Утром разворачивал «Русские Ведомости», под нижним фельетоном встречал длинную подпись: «граф Алексей Н. Толстой». Ага, вчерашний, как же, как же…» — писал о Толстом журналист Владимир Рындзюн, более известный по псевдониму А. Ветлугин.
Константин Паустовский описывал в «Повести о жизни» одну из литературных сред в доме Телешова: «Я с одинаковым волнением смотрел на остриженного по-кучерски Алексея Толстого, на взъерошенного Ивана Шмелева, похожего на землемера, на тишайшего Зайцева и на ледяного Бунина, читавшего глуховатым голосом рассказ «Псальма». Я надеялся увидеть на среде Максима Горького. Но его не было».
Так Толстой вошел в московскую писательскую среду и фактически отрезал от себя петербургскую литературную компанию, как позднее отрежет от себя эмиграцию. Кстати, по иронии судьбы именно при его участии было закрыто кафе «Бродячая собака»: полиция обнаружила, что там дают запрещенное в столице вино и играют в азартные игры — одним из игроков был оказавшийся в подвале Толстой, другим — Маяковский В военные годы Толстой продолжил писать «Егора Абозова», написал несколько пьес, которые были поставлены на сценах провинциальных театров, — «Нечистая сила», «Ракета», «Касатка»; последняя была особенно им любима, в ней чувствуются мотивы заволжского цикла и воспроизводится сюжет «Недели в Туреневе», но в пьесе гораздо меньше ерничества и издевки, зато сильнее ощущается лирическое начало. Наталья Васильевна Крандиевская в этом смысле одухотворила Толстого, хотя ей самой не все написанные им пьесы нравились, так, она была настроена против «Ракеты», в основу которой легла ее собственная история любви.

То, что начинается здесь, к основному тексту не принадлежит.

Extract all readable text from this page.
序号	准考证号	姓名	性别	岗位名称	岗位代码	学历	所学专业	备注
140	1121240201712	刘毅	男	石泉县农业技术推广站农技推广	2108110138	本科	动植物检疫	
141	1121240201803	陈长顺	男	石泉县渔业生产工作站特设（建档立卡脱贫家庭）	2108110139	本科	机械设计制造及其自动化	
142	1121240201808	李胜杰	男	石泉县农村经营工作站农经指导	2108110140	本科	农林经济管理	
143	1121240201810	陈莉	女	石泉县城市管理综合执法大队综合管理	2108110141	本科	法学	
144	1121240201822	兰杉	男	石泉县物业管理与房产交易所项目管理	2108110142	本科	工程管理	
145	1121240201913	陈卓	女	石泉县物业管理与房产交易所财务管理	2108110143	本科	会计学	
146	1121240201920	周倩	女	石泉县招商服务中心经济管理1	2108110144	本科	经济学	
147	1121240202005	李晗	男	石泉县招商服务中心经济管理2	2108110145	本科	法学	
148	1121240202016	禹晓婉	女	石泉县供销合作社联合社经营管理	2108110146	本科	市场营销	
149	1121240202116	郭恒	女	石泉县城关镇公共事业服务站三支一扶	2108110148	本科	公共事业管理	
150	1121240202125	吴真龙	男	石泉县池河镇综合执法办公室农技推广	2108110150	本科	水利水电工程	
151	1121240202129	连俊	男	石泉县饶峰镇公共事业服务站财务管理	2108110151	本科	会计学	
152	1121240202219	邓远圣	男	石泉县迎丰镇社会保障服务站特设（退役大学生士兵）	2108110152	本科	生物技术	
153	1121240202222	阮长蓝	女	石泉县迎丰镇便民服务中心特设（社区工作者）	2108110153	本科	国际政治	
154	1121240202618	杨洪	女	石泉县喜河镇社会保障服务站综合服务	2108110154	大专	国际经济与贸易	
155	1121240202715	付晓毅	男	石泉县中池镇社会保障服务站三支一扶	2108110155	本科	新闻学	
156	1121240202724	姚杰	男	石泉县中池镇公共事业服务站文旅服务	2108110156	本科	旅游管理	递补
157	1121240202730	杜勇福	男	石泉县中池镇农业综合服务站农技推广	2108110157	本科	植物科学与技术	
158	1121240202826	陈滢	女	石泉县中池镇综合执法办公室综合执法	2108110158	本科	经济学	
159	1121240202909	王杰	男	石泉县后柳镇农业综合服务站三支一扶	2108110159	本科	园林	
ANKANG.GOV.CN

А «Касатка» принесла Толстому огромный успех. Он получил Грибоедовскую премию, пьеса была поставлена в Московском драматическом театре, в ней играли замечательные актеры М. Блюменталь-Тамарина, Н. Радин и М. Нароков, которых вызывали на премьере по десять раз. Слава Толстого-драматурга затмила славу прозаика, как когда-то прозаик затмил поэта. Граф освоил все ремесла, но главным делом оставалась для него война. В конце 1916 года он стал работать во Всероссийском земском союзе, и позднее этот опыт пригодится ему для создания образа мужа Кати Николая Ивановича Смоковникова. Ирония пришла позже, тогда же он был серьезен и с ответственностью относился к своим общественным обязанностям. «Самое же интересное — это Земский союз — вся организация и работа: это не случайное и не преходящее с войной, а новая формировка общества в стройную и творческую организацию»{287}, — писал Толстой жене в январе семнадцатого из Минска.

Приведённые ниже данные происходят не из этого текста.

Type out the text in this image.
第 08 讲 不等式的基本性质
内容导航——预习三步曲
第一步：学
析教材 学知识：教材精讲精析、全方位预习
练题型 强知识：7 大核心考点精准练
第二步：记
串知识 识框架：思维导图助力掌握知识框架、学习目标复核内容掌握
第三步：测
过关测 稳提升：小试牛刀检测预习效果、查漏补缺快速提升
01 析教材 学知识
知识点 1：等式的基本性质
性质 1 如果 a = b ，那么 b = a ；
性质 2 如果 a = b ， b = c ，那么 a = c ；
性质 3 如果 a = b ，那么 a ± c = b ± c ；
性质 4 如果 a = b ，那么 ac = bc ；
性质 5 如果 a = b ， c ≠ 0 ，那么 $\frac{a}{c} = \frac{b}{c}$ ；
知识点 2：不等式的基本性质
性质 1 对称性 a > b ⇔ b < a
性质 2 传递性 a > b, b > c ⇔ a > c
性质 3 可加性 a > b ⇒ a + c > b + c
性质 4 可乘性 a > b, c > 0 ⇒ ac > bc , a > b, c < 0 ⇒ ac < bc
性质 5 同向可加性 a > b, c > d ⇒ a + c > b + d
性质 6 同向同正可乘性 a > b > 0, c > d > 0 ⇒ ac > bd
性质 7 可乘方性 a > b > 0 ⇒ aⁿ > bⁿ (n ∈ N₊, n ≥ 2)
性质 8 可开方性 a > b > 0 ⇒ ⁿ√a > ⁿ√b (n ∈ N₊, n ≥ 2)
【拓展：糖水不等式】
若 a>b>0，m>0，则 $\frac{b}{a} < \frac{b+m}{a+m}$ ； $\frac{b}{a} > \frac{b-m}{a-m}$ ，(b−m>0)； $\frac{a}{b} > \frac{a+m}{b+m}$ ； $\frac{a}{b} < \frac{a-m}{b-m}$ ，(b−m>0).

Январем 1917 года датируется еще одна важная в жизни Толстого встреча, о которой впоследствии он напишет в статье «Падший ангел», посвященной памяти Блока:
«В январе 917 года морозным утром я, прикомандированный Земгором к генералу М., объезжавшему с ревизией места работ западного фронта, вылез из вагона на маленькой станции, в лесах и снегах, и пошел к городку фанерных бараков, где было управление дружины. Мне было поручено взять сведения о работавших в дружине башкирах. Меня провели в жарко натопленный домик, где стучали дактилографисты, и побежали за заведующим. Через несколько минут, запыхавшись, зашел заведующий, худой, красивый человек, с румяным от мороза лицом, с заиндевевшими ресницами. Все, что угодно, но я никак не мог ожидать, что этот заведующий окопными работами — Александр Блок. Он весело поздоровался и сейчас же раскрыл конторские книги. Когда сведения были отосланы генералу, мы пошли гулять. Блок рассказывал мне о том, как здесь славно жить, как он из десятников дослужился до заведующего, сколько времени в сутки он проводит на лошади; говорили о войне, о прекрасной зиме… Когда я спросил — пишет ли что-нибудь, он ответил равнодушно: «Нет, ничего не делаю». В сумерки мы пошли ужинать в старый, мрачный помещичий дом, где квартировал Блок. В длинном коридоре мы встретили хозяйку, увядшую женщину, — она посмотрела на Блока мрачным глубоким взором. Зажигая у себя лампу, Блок мне сказал страшную фразу — тогда я не понял ее: «В этом доме, я знаю, будет преступление».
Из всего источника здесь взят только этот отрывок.